Still, since Ellis took over as coach in 2014, O'Reilly's playing time as diminished, with the more technical Tobin Heath often appearing on the right flank -- and even natural center forwards like Christen Press taking over the role. O'Reilly played just nine minutes during the World Cup last summer, and the team's depth has gotten even stronger since then. She will have to really impress Ellis and show how her style of play can fit into the team if she wants a shot at the Rio bench.
It's unlikely that Rapinoe will actually play on Saturday. In fact, it seems unlikely she will play any game minutes at all before the Olympics start in Rio. The left winger tore her ACL in December, which is a long and difficult injury to come back from. Being ready in time for the Olympics in August pushes right up against what would be a normal-but-good recovery time.
But if Ellis can bring Rapinoe to the Olympics, even at less than 100 percent, she surely will. Rapinoe is one of the most creative wingers in the world and her breezy, jokey personality has been a constant presence on the team throughout the years that surely keeps the team chemistry strong. Though Rapinoe won't play Saturday, Ellis will surely be looking for the 31-year-old to near the end of her recovery and show in training that she is close enough to being game-ready for Rio.
She was once looking like the next lock for a spot in the USWNT's central defense, but Engen has slowly been pushed out by roster competition. The rise of Julie Johnston, it seems, has been Engen's loss. Engen had the distinction of being the only outfield player to not see a single minute during the World Cup last summer. What she does have in her favor, however, is a lack of depth in the central defense.

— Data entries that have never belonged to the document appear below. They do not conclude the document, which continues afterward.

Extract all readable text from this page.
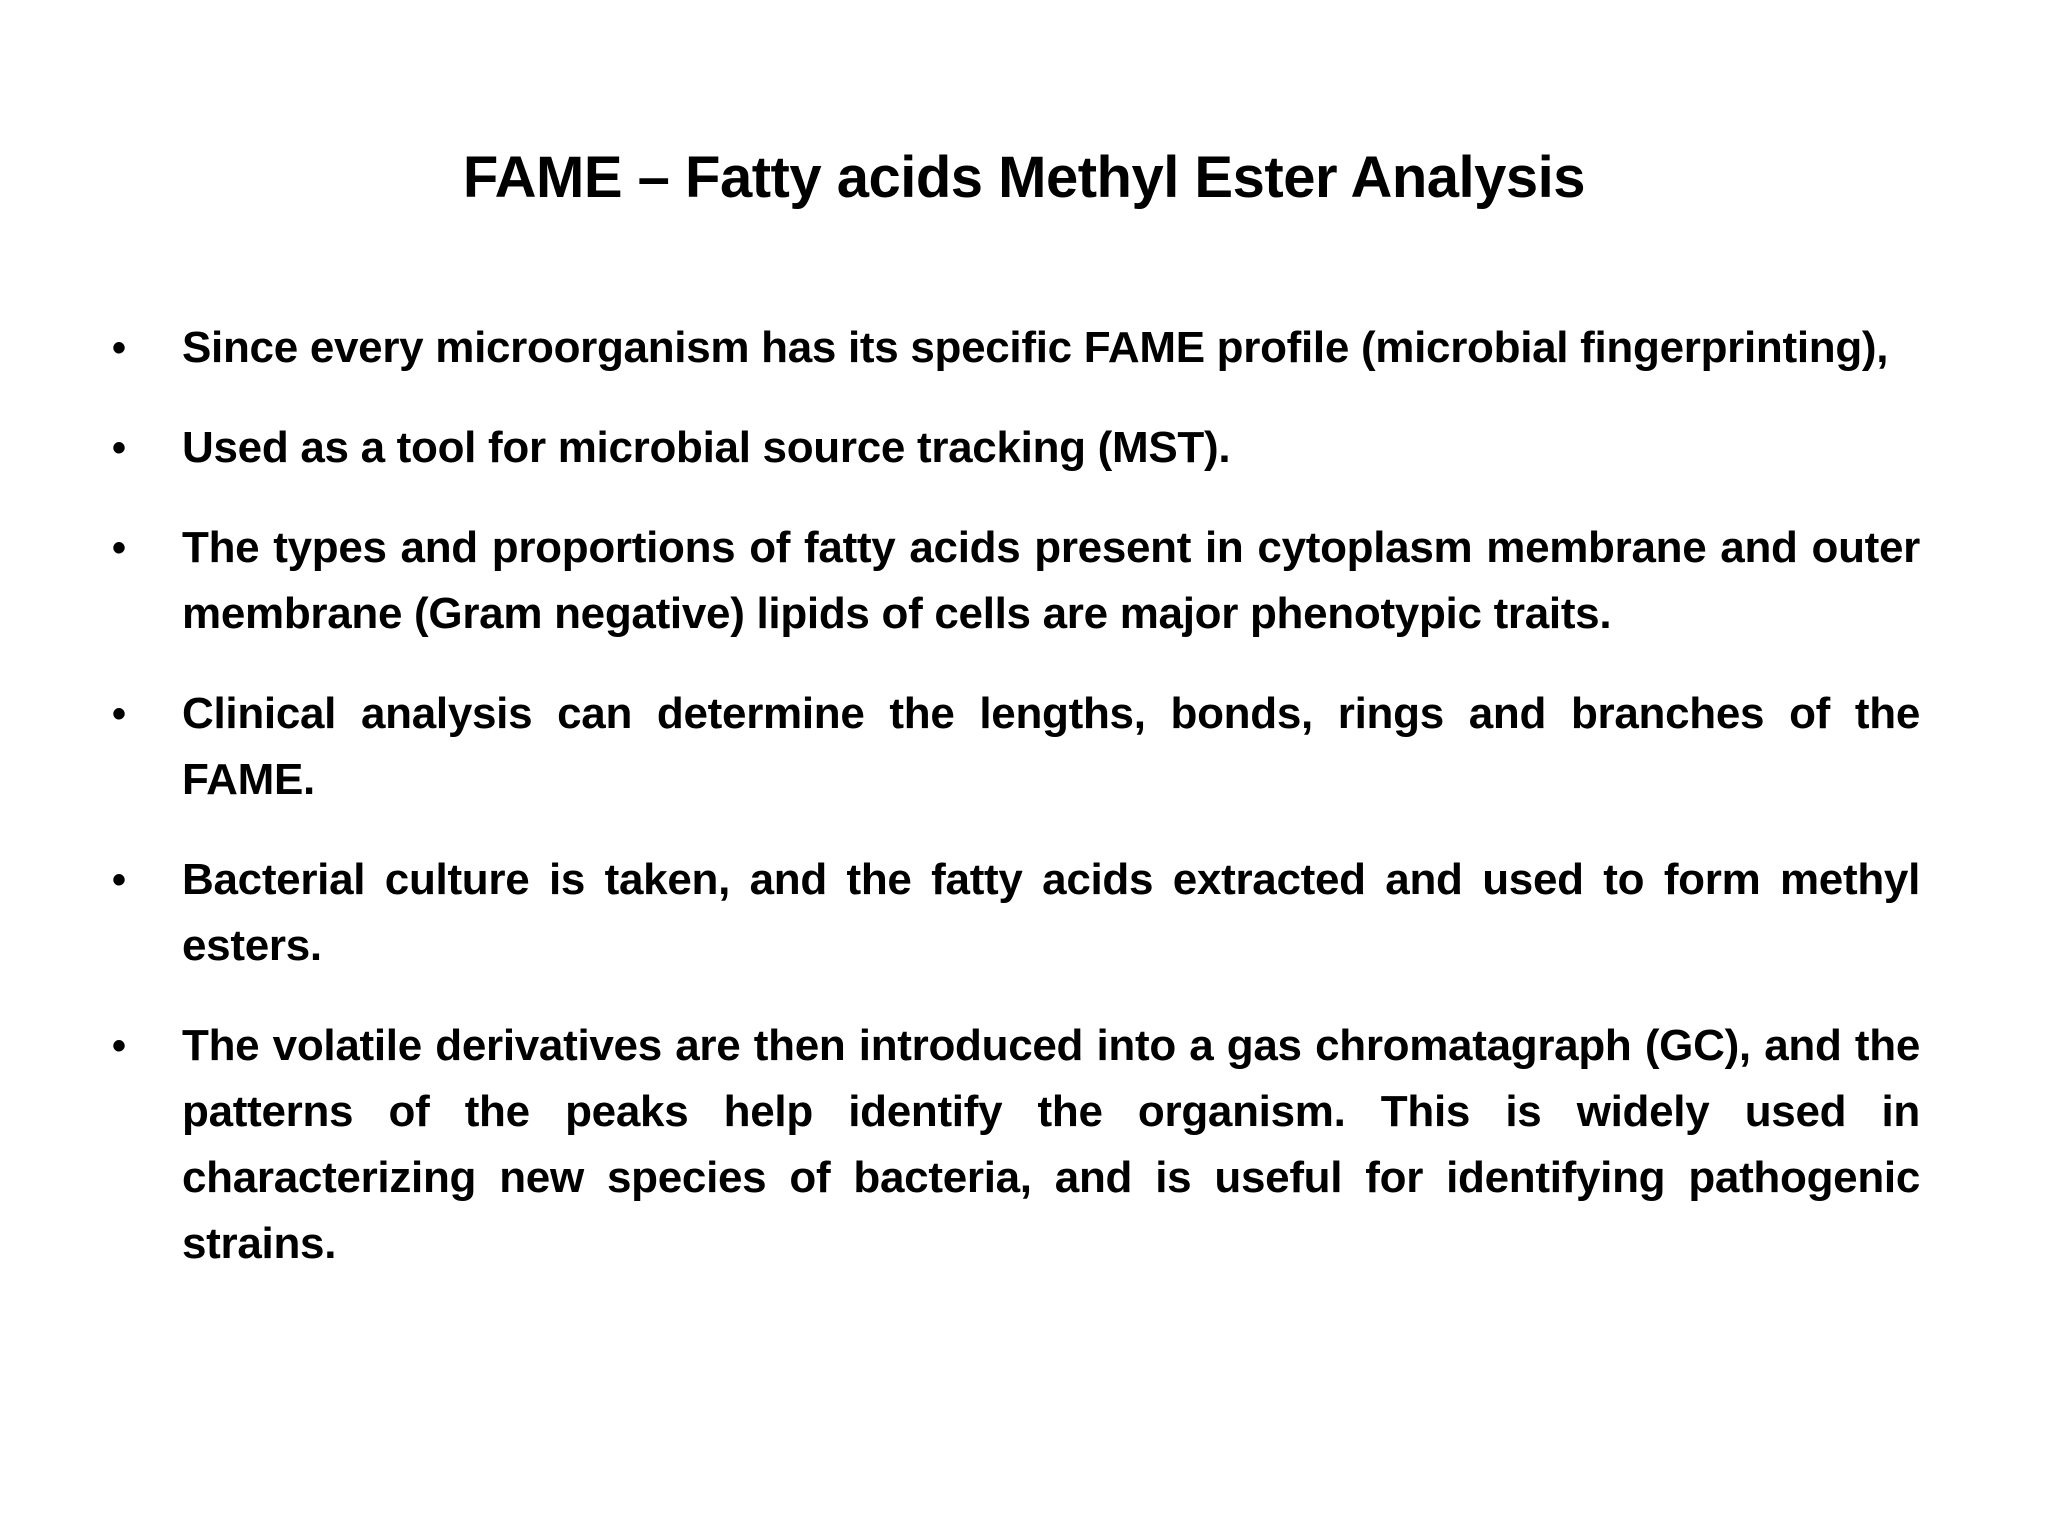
FAME – Fatty acids Methyl Ester Analysis
•	Since every microorganism has its specific FAME profile (microbial fingerprinting),
•	Used as a tool for microbial source tracking (MST).
•	The types and proportions of fatty acids present in cytoplasm membrane and outer membrane (Gram negative) lipids of cells are major phenotypic traits.
•	Clinical analysis can determine the lengths, bonds, rings and branches of the FAME.
•	Bacterial culture is taken, and the fatty acids extracted and used to form methyl esters.
•	The volatile derivatives are then introduced into a gas chromatagraph (GC), and the patterns of the peaks help identify the organism. This is widely used in characterizing new species of bacteria, and is useful for identifying pathogenic strains.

Ellis' comments since the World Cup ended have suggested she is not looking only at Rio, but beyond to the 2019 World Cup in France. For that reason, 22-year-old Emily Sonnett looks like a much more appealing choice for the bench than 28-year-old Engen. Sonnett can be a key piece for years to come and major tournament experience in Rio would only help her development. Sonnett has also proven herself with the Portland Thorns as a steady presence, and that puts the pressure on Engen to show that she deserves that spot on the Rio roster.